Question

\(P(A) = \frac{1}{3}\), \(P(B) = \frac{3}{4}, P(A \cap B) = \frac{1}{6}\), then probability of \( A \) alone is

• A. \( \frac{1}{3} \)
• B. \( \frac{1}{2} \)
• C. \( \frac{1}{6} \)
• D. \( \frac{1}{8} \)

Hint:

The probability of event \( A \) alone is \( P(A \cap B^c) = P(A) - P(A \cap B) \). This represents the probability of \( A \) occurring without \( B \).

Answer 1

The Correct Option is C

Step 1: Interpret "probability of \( A \) alone."
The probability of \( A \) alone typically means the probability of event \( A \) occurring but not \( B \), i.e., \( P(A \cap B^c) \), where \( B^c \) is the complement of \( B \). Step 2: Compute \( P(A \cap B^c) \).
We are given:
\( P(A) = \frac{1}{3} \),
\( P(B) = \frac{3}{4} \),
\( P(A \cap B) = \frac{1}{6} \).
First, find \( P(B^c) \): \[ P(B^c) = 1 - P(B) = 1 - \frac{3}{4} = \frac{1}{4}. \] Use the formula for \( P(A \cap B^c) \): \[ P(A \cap B^c) = P(A) - P(A \cap B). \] Substitute the given values: \[ P(A \cap B^c) = \frac{1}{3} - \frac{1}{6} = \frac{2}{6} - \frac{1}{6} = \frac{1}{6}. \] So, the probability of \( A \) alone is \( \frac{1}{6} \). Step 3: Verify independence (optional, for context).
Check if \( A \) and \( B \) are independent: \[ P(A) \cdot P(B) = \frac{1}{3} \cdot \frac{3}{4} = \frac{3}{12} = \frac{1}{4}, \] but \( P(A \cap B) = \frac{1}{6} \neq \frac{1}{4} \), so \( A \) and \( B \) are not independent.

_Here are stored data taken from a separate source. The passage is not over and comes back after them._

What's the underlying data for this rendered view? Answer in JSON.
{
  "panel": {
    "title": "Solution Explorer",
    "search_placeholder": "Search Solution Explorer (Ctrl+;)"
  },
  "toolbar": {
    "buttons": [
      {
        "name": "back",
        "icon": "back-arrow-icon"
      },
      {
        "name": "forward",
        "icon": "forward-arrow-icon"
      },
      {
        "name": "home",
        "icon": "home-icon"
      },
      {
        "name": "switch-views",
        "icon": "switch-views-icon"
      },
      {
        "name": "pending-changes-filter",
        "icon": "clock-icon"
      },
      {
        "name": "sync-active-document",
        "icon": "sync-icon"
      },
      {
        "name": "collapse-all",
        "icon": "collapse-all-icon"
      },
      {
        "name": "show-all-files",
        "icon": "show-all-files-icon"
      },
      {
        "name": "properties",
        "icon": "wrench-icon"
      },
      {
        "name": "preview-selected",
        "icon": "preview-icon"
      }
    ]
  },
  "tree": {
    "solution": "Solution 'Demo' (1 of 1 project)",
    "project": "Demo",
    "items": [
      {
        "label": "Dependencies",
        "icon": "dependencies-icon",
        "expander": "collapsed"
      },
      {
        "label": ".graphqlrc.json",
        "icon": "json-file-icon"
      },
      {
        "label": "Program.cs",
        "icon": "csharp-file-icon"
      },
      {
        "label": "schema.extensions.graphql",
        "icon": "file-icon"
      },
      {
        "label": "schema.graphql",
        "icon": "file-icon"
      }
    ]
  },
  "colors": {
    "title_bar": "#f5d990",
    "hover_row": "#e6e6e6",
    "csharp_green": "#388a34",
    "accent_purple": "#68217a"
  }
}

This does not affect the calculation of \( P(A \cap B^c) \). Step 4: Evaluate the options.
(1) \( \frac{1}{3} \): Incorrect, as \( P(A \cap B^c) \neq P(A) \). Incorrect.
(2) \( \frac{1}{2} \): Incorrect, as the value is too large. Incorrect.
(3) \( \frac{1}{6} \): Correct, matches the computed value. Correct.
(4) \( \frac{1}{8} \): Incorrect, as the value is too small. Incorrect.
Step 5: Select the correct answer.
The probability of \( A \) alone is \( \frac{1}{6} \), matching option (3).